On the evening of August 31, 1883 the janitor, C. William Ormsby, was going through the rooms, closing the shutters for the night when he "surprised a man in one of the rooms on the second floor endeavoring to pry open a drawer in one of the desks which contained some money and rare coins," according to The New York Times.  Ormsby detained the intruder and summoned a policeman.  At his hearing, 26-year-old Paul H. Rieve explained that he was a machinist out of work and was simply in the building looking for employment.  The judge was not convinced and Rieve was held on $1,000 bail awaiting trial.

Around 1896 University Place was renumbered, giving the New York Society Library the new address of 109.

When this photograph was taken in 1906, commercial buildings had begun to populate the area.  from the collection of the New York Public Library

The year 1914 was remarkable for the New York Society Library for two very different reasons.  At some point between 1840 and 1854, the original parchment charter, granted by George III in 1772, had disappeared.  At the annual shareholders' meeting on April 28, 1914, it was announced that the venerable document "was restored to the library by a resident of Brooklyn."

An equally surprising story affected the janitor's family that year.  John McCarthy, his wife, and their children lived in a small apartment in the rear of the building.  In January, Anita Faithful McCarthy read in the newspapers that William Smith, a "recluse on the Bowery," had died, leaving a $200,000 estate (roughly $5.34 million today).  Smith was the assumed name of Dudley Jardine, son of a millionaire organ builder.  Anita knew immediately that Jardine, alias Smith, was her father.

Jardine had married Anita Blackwell following the Civil War, "but lived away from her most of the time, explaining that he was doing private detective work," said The Evening World on October 23, 1914.  "While he was living this dual life the child Anita Faithful Smith was born, and shortly afterward Jardine left the little family and took up his abode in a lodging house."

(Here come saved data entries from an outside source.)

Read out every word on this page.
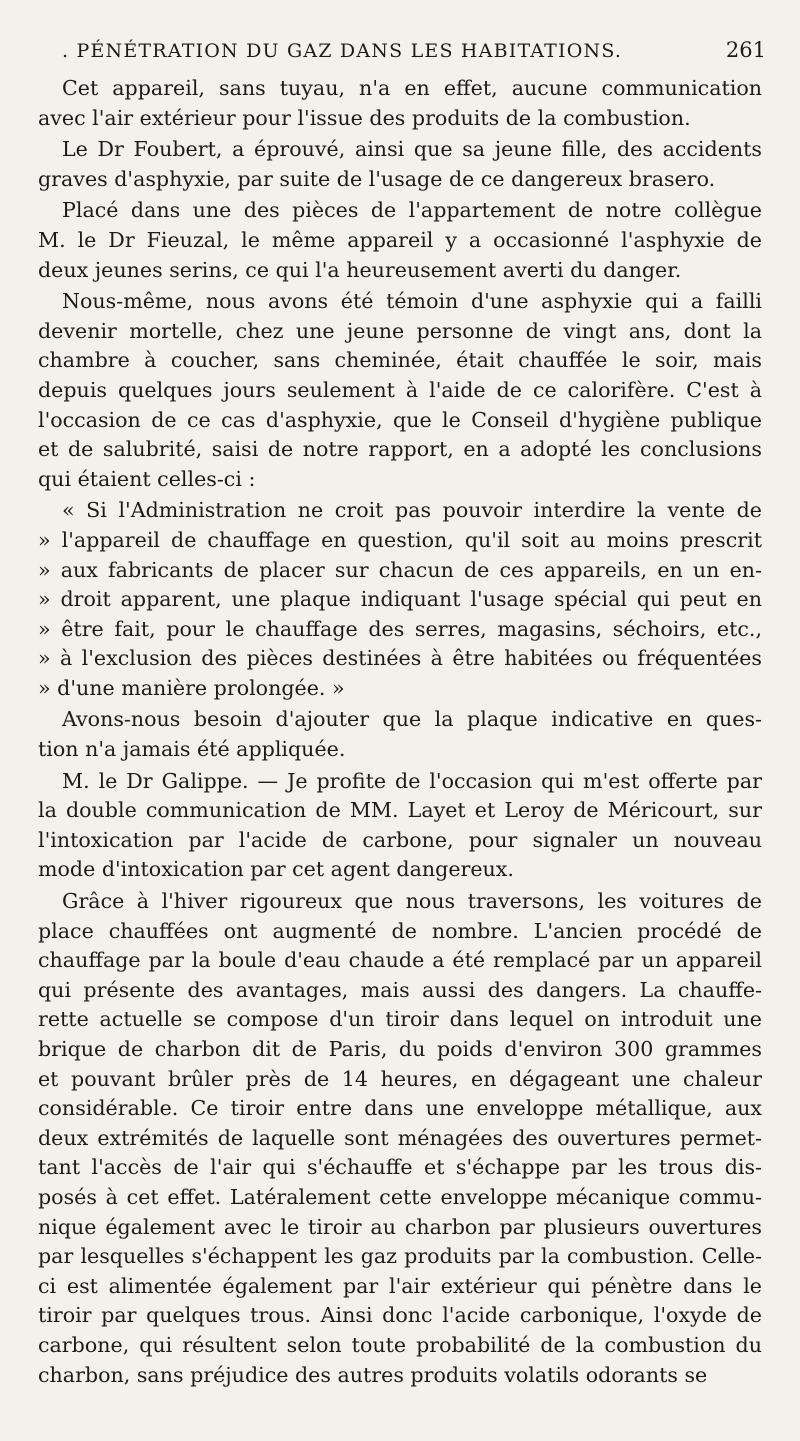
. PÉNÉTRATION DU GAZ DANS LES HABITATIONS.	261

Cet appareil, sans tuyau, n'a en effet, aucune communication
avec l'air extérieur pour l'issue des produits de la combustion.

Le Dr Foubert, a éprouvé, ainsi que sa jeune fille, des accidents
graves d'asphyxie, par suite de l'usage de ce dangereux brasero.

Placé dans une des pièces de l'appartement de notre collègue
M. le Dr Fieuzal, le même appareil y a occasionné l'asphyxie de
deux jeunes serins, ce qui l'a heureusement averti du danger.

Nous-même, nous avons été témoin d'une asphyxie qui a failli
devenir mortelle, chez une jeune personne de vingt ans, dont la
chambre à coucher, sans cheminée, était chauffée le soir, mais
depuis quelques jours seulement à l'aide de ce calorifère. C'est à
l'occasion de ce cas d'asphyxie, que le Conseil d'hygiène publique
et de salubrité, saisi de notre rapport, en a adopté les conclusions
qui étaient celles-ci :

« Si l'Administration ne croit pas pouvoir interdire la vente de
» l'appareil de chauffage en question, qu'il soit au moins prescrit
» aux fabricants de placer sur chacun de ces appareils, en un en-
» droit apparent, une plaque indiquant l'usage spécial qui peut en
» être fait, pour le chauffage des serres, magasins, séchoirs, etc.,
» à l'exclusion des pièces destinées à être habitées ou fréquentées
» d'une manière prolongée. »

Avons-nous besoin d'ajouter que la plaque indicative en ques-
tion n'a jamais été appliquée.

M. le Dr Galippe. — Je profite de l'occasion qui m'est offerte par
la double communication de MM. Layet et Leroy de Méricourt, sur
l'intoxication par l'acide de carbone, pour signaler un nouveau
mode d'intoxication par cet agent dangereux.

Grâce à l'hiver rigoureux que nous traversons, les voitures de
place chauffées ont augmenté de nombre. L'ancien procédé de
chauffage par la boule d'eau chaude a été remplacé par un appareil
qui présente des avantages, mais aussi des dangers. La chauffe-
rette actuelle se compose d'un tiroir dans lequel on introduit une
brique de charbon dit de Paris, du poids d'environ 300 grammes
et pouvant brûler près de 14 heures, en dégageant une chaleur
considérable. Ce tiroir entre dans une enveloppe métallique, aux
deux extrémités de laquelle sont ménagées des ouvertures permet-
tant l'accès de l'air qui s'échauffe et s'échappe par les trous dis-
posés à cet effet. Latéralement cette enveloppe mécanique commu-
nique également avec le tiroir au charbon par plusieurs ouvertures
par lesquelles s'échappent les gaz produits par la combustion. Celle-
ci est alimentée également par l'air extérieur qui pénètre dans le
tiroir par quelques trous. Ainsi donc l'acide carbonique, l'oxyde de
carbone, qui résultent selon toute probabilité de la combustion du
charbon, sans préjudice des autres produits volatils odorants se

Anita told a reporter from The Sun, "My father deserted my mother.  I supported her from the time I was 16 years old except one year, when my father let my brother and me stay in the Juvenile Asylum."  Anita's mother had died in 1911, and now she went to court to claim her share of her father's fortune.

On October 23 The Evening World reported, "There are five children romping with joy to-day around a smiling woman of middle age in a rear apartment at No. 109 University place, and their lives hereafter will be blessed with the good things of life, while yesterday they were the children of a poor janitor."  Anita's long fought battle resulted in a decision that "she and her children are to share largely" in the estate.

By the Depression years, once again the northward movement of society caused the New York Society Library to rethink its location.  On May 3, 1936, the Chicago Tribune reported, "The New York Society Library, one of New York's hoariest social institutes, is moving.  For years it has stood on University place, grimly ignoring the onslaught of lofty buildings and second-hand shops.  Now the library can no longer take it, and its officials have purchased the residence of Mrs. John S. Rogers on East 79th street."

The T. Thomas & Son structure was demolished in 1939, replaced by an six-story apartment building designed by H. L. Feldman, which survives.